Introduction: Since the late 1990s, research and administrative institutions have been developing health data warehouses and increasingly reusing claims data. The impact of these changes is not yet completely quantified. Our objective was to compare the change in the number of patients included per study between observational and interventional studies over a 20-year period starting in 1995.
Materials and methods: We extracted all abstracts from studies published in three leading medical journals over the period 1995–2014 (18,107 studies). Then, we divided our study into two steps. First, we constructed an SVM-based predictive model to categorize each abstract into “observational”, “interventional” or “other” studies. In a second step, we built an algorithm based on regular expressions to automatically extract the number of included patients.

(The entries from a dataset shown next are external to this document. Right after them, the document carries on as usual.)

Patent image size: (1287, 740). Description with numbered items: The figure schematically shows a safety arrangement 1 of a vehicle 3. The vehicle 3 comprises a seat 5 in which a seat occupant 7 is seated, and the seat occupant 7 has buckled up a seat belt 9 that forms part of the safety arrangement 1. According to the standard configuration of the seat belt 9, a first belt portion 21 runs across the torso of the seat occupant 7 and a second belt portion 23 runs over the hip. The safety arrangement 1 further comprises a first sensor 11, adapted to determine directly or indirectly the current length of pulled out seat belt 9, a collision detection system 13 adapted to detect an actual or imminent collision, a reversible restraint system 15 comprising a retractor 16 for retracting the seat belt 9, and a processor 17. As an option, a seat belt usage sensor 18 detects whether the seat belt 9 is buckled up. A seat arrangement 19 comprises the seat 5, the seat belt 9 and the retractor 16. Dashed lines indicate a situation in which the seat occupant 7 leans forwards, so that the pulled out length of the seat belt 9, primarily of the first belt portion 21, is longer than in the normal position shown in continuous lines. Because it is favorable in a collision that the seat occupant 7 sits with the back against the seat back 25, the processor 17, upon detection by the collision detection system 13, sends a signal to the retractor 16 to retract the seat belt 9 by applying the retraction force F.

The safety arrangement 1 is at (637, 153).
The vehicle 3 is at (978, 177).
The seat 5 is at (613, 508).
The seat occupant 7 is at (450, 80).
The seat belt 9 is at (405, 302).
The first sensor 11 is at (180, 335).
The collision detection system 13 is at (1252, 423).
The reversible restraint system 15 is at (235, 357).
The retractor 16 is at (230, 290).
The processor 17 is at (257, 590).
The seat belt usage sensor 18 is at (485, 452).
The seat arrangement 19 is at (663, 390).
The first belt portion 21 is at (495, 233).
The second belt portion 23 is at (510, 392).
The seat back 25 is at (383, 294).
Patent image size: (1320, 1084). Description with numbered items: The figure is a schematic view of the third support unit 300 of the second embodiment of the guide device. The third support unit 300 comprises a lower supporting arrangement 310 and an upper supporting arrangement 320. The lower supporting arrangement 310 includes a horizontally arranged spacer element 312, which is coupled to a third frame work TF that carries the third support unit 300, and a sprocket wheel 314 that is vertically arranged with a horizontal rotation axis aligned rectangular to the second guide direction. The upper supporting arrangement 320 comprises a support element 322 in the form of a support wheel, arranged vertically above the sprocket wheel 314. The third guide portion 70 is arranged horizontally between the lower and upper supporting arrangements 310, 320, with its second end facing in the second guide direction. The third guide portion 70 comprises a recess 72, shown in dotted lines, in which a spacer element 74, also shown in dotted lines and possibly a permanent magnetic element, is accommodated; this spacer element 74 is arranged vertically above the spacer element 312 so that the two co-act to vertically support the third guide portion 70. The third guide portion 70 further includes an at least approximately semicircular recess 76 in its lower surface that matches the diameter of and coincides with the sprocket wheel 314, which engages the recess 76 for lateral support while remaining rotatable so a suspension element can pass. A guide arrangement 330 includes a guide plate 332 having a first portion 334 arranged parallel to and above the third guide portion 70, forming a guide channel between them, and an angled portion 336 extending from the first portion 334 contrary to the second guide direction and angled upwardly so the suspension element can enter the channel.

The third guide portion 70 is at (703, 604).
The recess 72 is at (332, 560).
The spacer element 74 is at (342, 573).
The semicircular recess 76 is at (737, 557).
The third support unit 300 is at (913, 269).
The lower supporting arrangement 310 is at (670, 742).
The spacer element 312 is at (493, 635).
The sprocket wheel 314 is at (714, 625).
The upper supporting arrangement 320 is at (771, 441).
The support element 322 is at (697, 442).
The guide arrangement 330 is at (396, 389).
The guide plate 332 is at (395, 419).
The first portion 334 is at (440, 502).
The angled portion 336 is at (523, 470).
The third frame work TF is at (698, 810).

Results: During the investigated period, the median number of enrolled patients per study increased for interventional studies, from 282 in 1995–1999 to 629 in 2010–2014. In the same time, the median number of patients increased more for observational studies, from 368 in 1995–1999 to 2078 in 2010–2014.
Discussion: The routine storage of an increasing amount of data (from data warehouses or claims data) has had an impact in recent years on the number of patients included in observational studies. The recent development of “randomized registry trials” combining, on the one hand, an intervention and, on the other hand, the identification of the outcome through data reuse, may also have an impact, over the next decade, on the number of patients included in randomized clinical trials.